The truly important question, however, is what has all that done for our county’s economy? Well, in the 2007-2008 fiscal year alone, the KEDC assisted efforts that ultimately created $67 million in wage income and $89 million in capital investment in Kern County. And between 2008 and 2009, they helped add $130 million in capital and $42 million in new wages to the county.
Over that 22-year history, they’ve been a part of some very big moves to our county including the Famous Footwear relocation to the Tejon Industrial Complex, which created 120 new jobs. Not to mention the Railex move to Delano which created 300 jobs and the FedEx Ground arrival in Bakersfield which added 200 new jobs to the county.
But there are numerous other companies who’ve found Kern County makes a great home for their company. In 2009, 250 new jobs were created when Men’s Wearhouse opened a distribution center in Bakersfield and, in 2008, 135 jobs opened up when Rio Bravo Medical Center opened its doors.
“We’re still finding that the greatest success for our county is coming from Southern California,” Chapman explained.
The reasons for this are plentiful. For starters, the cost of living and doing business in Bakersfield and Kern County is significantly lower than in the Los Angeles and Southern California markets.
According to the ACCRA Cost of Living Index from January 2010, to have the same quality of life one would have with a salary of $50,000 a year in Los Angeles, they’d only need to make $36,881 in Bakersfield.
Additionally, the population density and average commute times are far smaller here in Kern County, which obviously looks better to companies looking to relocate.
“Major companies will choose Kern because of our centralized location,” Chapman said. “No other county offers the easy access to all the population of California, let alone the entire Western United states.”
Not to mention, Kern County offers such diverse cultural and environmental advantages to other counties in California, from urban to rural; from agriculture to the arts. There is such an impressive diversity when it comes to job opportunities that the KEDC wants to make sure young people know the growing industries they can study within. That’s why they formed the Kern Economic Development Foundation, a 501(c)3. Money raised through this foundation, from events and donors, will help the KEDC administer new projects including a program for mentoring high school and college-age girls in the energy and utilities field. It’s a sector not usually thought of for women, yet many local women have found lucrative and interesting positions in oil and energy (for proof of this, turn to page 53). Many of these mentors educate young women in the importance of math and sciences—encouraging them to break traditional molds so that they, too, can be a part of emerging energy industries.
Because of the expansive lay of the land in our county, we are able to keep up with trends in industries that few other locations can. Not only are we a leader in oil and ag, but, thanks to the KEDC’s help, many new industries are coming into our county walls, including wind and solar energy.
For instance, not only is the Tehachapi Pass one of the world’s largest producers of wind-generated energy, but the Tehachapi-Mojave Wind Resource Area is anticipated to grow an additional 4,500-6,000 megawatts in the next 10-15 years.
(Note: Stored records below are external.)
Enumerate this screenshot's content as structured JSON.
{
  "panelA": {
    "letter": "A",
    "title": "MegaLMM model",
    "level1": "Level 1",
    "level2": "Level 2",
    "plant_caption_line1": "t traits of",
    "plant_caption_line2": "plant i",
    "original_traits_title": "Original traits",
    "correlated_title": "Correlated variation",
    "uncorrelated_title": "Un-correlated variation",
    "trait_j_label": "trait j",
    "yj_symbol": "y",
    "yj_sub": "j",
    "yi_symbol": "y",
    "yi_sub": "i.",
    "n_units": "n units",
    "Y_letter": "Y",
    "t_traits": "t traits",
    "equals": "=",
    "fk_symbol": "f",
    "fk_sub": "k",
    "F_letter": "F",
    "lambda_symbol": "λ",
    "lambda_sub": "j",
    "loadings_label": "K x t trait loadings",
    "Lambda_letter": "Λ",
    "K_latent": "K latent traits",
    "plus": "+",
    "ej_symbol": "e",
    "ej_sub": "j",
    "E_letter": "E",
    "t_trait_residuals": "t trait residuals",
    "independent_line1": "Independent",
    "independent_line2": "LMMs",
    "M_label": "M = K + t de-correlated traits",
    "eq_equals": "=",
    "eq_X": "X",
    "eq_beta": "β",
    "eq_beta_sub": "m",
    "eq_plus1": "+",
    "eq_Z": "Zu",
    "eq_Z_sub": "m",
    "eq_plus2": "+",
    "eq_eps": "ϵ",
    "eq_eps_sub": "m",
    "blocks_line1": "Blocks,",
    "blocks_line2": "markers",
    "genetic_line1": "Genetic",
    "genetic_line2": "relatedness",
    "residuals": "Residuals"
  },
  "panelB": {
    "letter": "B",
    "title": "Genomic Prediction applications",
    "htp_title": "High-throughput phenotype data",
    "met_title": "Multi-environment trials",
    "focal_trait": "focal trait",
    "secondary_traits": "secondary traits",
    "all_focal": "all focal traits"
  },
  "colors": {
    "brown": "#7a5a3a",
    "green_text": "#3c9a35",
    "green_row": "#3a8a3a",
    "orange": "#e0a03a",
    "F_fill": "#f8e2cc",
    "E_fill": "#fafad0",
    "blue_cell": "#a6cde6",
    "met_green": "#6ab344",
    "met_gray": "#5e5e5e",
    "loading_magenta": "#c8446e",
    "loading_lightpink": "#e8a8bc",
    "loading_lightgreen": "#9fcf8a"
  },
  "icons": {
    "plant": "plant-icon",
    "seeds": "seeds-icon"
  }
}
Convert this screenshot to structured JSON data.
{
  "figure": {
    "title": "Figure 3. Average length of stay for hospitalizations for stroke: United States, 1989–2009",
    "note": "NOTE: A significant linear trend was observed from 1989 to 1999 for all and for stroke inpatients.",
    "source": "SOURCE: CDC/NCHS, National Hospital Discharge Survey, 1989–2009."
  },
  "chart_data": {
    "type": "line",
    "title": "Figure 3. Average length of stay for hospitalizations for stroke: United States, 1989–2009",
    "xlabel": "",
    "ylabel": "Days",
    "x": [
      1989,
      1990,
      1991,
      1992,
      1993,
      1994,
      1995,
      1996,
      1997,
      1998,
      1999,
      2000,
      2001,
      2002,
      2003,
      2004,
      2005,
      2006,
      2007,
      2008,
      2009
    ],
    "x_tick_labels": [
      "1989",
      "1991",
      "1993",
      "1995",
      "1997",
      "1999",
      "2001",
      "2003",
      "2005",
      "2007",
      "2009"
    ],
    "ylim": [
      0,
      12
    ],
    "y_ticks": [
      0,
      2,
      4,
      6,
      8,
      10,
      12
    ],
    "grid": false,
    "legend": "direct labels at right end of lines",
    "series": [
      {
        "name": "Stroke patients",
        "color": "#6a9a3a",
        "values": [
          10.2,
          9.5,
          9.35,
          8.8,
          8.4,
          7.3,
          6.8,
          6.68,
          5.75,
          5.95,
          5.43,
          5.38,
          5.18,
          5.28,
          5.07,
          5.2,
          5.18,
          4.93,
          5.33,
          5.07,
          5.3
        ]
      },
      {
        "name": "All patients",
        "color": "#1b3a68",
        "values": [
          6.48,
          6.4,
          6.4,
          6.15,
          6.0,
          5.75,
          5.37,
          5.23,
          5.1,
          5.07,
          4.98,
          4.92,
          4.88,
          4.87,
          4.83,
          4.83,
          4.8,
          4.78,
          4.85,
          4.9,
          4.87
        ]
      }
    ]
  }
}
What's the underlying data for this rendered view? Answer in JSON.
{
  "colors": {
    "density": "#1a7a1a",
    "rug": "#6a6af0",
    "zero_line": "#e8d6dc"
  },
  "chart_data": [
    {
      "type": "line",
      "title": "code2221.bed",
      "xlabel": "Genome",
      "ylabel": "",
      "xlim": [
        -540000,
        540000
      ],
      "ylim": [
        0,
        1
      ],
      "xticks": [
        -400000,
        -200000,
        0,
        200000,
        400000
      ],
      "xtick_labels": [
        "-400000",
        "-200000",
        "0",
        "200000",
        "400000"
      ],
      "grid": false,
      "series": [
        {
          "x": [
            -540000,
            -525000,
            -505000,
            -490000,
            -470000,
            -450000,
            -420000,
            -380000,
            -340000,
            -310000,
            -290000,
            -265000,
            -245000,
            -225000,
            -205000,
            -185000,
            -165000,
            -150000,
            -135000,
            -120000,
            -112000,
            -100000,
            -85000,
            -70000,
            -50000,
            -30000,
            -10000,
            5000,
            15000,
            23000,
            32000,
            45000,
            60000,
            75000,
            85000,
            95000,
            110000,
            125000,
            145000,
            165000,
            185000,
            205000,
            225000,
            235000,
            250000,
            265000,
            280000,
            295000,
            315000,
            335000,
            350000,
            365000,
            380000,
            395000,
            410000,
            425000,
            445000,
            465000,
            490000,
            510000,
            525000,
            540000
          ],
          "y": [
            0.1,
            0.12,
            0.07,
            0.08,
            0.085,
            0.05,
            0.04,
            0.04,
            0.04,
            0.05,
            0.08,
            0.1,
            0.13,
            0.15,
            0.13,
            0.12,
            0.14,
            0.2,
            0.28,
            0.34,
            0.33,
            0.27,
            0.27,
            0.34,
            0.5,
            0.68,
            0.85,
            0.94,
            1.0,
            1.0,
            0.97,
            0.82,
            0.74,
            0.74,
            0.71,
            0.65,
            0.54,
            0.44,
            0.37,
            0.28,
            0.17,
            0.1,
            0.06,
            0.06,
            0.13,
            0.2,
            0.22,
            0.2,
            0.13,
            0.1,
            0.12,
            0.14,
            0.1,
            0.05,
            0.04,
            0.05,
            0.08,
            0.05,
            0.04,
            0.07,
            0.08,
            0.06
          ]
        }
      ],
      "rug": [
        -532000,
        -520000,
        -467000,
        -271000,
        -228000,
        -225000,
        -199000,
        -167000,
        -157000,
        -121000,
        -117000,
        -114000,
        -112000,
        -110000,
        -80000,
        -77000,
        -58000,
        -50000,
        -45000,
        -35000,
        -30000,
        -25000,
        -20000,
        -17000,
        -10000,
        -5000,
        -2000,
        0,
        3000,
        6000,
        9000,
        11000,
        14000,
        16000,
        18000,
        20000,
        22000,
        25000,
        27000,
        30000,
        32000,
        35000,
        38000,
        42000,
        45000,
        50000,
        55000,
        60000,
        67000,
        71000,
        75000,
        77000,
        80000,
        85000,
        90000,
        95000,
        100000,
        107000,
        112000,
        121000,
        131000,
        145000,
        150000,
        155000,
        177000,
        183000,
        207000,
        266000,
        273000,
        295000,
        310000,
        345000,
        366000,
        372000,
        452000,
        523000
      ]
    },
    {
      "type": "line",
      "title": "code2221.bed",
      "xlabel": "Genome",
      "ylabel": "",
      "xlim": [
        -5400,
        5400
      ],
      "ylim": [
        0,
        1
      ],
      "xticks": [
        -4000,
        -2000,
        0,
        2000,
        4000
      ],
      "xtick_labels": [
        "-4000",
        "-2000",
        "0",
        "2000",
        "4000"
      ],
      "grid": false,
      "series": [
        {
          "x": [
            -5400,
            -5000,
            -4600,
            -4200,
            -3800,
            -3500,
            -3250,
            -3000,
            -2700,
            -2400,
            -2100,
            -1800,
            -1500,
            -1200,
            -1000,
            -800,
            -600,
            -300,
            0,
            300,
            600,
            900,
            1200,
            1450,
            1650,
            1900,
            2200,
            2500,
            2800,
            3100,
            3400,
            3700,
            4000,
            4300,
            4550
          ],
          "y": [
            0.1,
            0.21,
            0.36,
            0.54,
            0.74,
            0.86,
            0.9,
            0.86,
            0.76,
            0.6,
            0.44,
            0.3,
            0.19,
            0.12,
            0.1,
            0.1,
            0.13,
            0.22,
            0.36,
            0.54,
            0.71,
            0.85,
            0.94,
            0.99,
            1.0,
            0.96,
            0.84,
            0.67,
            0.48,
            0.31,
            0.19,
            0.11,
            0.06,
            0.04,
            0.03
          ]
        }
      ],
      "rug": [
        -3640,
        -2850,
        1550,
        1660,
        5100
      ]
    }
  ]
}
And that’s not the only growth the KEDC is foreseeing in the county’s economic future. Studies have shown that Kern County will be one of the first seven counties in the entire nation to return to pre-recession employment levels sometime in 2011.
With more companies looking to expand as business improves in the coming years, the seven-person team at the Kern Economic Development Corporation will show them the smartest place to put their money—right here.